Ресурсы цвета выступают заодно с небрежной разрозненностью раскадровки, с атмосферой раскрепощения нравов и с музыкальным континуумом, перетекающим от цыганских наигрышей в пивной к собранному приятелями Андраша поп-оркестру, создавая общую атмосферу непочтительного уклонения. Но быстро выясняется, что это торжество молодежи, влюбленной на обочине официального общества в новые нравы и музыку, – не более чем обманчивая иллюзия. Дело не только в том, что эта пара – Андраш и Ката – распадается так же быстро, как и сложилась, и что беззаботная молодая богема кончит свои скитания призванной в армию. Дело в том, что ко всему прочему по ходу дела вновь обрела свое традиционное лицо война полов: молоденькая официантка из бара с вольными нравами перенимает роль неудовлетворенной жены, тоскующей по настоящему семейному гнездышку и средствам для безбедного в нем житья, даже если экономии ради придется переехать на время к своей матери; и уклончивость маргинала превращается в классическую фигуру мужской власти, воплощенной в обществе веселых любителей потребляемых в своем кругу пива и музыки. Война воссоздается здесь в другой мизансцене: в музыкальном клубе у подножья эстрады, где Андраш движется под звуки шлягера группы Neoton Familia, в котором говорится о легендарных путешествиях (The sea rolls me there / To the coast of India / But we do not care / If we discover America[10]), лицо Каты попадает в кадр между двумя белыми кругами прожекторов и вступает в снятый «восьмеркой» диалог с лицом Андраша в ритме вспышек света, обособляющих их лица в оранжевой полумгле. Мизансцена усложняется, но к тому же обостряется и конфликт: жалоба жертвы мужского эгоизма становится столкновением двух эгоизмов.

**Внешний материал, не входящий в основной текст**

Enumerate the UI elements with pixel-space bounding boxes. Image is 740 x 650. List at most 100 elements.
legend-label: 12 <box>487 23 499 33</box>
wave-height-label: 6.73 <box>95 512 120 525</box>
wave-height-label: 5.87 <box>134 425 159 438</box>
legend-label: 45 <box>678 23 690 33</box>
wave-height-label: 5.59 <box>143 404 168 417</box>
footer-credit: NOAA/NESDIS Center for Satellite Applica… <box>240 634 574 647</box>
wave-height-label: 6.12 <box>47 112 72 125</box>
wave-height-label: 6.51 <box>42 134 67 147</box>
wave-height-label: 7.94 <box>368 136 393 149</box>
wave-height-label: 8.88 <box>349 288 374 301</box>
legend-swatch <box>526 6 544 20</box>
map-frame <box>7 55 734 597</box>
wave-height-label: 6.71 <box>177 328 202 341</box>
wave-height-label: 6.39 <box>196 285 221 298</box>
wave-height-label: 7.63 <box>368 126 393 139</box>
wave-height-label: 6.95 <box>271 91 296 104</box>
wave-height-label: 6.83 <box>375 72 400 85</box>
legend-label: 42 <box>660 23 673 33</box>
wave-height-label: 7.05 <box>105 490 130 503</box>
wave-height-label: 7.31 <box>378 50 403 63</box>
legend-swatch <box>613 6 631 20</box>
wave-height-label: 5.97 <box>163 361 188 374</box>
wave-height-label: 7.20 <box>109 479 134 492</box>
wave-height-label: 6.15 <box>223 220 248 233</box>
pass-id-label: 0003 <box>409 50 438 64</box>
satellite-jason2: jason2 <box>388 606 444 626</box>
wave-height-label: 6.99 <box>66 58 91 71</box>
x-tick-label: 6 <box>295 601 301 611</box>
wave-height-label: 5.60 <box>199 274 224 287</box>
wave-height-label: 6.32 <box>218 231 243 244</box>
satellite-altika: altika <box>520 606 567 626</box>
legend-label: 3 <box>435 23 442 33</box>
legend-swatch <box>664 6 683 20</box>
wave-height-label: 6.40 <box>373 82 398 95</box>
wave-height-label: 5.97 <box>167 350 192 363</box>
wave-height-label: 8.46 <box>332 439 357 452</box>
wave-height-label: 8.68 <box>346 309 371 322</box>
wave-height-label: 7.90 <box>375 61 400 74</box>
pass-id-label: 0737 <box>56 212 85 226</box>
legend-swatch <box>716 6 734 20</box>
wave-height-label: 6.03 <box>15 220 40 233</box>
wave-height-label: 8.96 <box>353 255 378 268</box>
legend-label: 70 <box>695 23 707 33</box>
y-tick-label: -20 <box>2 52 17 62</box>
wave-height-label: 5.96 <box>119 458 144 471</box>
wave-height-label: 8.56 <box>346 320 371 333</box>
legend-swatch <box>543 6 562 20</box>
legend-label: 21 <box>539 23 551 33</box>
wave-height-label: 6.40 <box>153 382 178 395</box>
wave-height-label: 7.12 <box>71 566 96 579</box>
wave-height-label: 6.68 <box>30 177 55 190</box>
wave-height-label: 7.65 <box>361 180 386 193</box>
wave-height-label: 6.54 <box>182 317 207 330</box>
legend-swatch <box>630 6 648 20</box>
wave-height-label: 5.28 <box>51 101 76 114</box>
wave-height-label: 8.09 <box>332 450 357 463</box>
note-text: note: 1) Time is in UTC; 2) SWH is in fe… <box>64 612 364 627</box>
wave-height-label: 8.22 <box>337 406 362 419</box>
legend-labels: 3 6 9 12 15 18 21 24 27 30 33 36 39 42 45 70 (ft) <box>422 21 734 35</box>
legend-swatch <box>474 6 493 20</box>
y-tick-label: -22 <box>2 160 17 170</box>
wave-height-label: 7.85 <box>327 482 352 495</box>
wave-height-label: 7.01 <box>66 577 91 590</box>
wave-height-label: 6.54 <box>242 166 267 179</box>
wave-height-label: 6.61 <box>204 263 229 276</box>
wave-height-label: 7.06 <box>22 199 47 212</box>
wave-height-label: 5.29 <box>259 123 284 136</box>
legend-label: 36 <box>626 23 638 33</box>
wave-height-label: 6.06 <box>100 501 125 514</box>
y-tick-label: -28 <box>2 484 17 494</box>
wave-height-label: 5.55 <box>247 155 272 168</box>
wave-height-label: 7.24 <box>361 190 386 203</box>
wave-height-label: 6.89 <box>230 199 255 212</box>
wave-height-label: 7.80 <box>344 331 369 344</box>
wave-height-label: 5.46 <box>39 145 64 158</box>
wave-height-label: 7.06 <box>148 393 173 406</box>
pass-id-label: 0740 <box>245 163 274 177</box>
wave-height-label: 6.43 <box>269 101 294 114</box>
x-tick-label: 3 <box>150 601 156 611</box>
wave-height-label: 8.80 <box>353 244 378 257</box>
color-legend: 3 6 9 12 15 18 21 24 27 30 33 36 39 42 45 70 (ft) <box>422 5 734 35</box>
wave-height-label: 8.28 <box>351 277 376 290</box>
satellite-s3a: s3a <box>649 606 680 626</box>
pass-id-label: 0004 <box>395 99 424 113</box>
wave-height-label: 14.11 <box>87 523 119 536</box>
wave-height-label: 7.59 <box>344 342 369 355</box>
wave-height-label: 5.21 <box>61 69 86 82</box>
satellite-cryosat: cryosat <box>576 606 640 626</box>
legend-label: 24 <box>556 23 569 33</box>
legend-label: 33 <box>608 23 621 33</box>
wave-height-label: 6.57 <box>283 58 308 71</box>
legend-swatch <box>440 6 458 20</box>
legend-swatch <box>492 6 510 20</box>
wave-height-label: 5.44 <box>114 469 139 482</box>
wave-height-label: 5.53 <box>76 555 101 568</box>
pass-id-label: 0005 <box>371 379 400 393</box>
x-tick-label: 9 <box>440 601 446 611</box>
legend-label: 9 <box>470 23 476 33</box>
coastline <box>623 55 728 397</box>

После возвращения в «Контактах в панельном доме» к черно-белому кинематографу и классической фигуре женского страдания это столкновение двух эгоизмов в искусственном освещении прожекторов предвещает поворот, произошедший в «Осеннем альманахе» [Öszi almanach, 1984].

вернуться

10

Море несет меня вдаль / К индийским берегам / Но и что нам с того / Если мы откроем Америку (англ.) – из шлягера группы Neoton Familia «Santa Maria».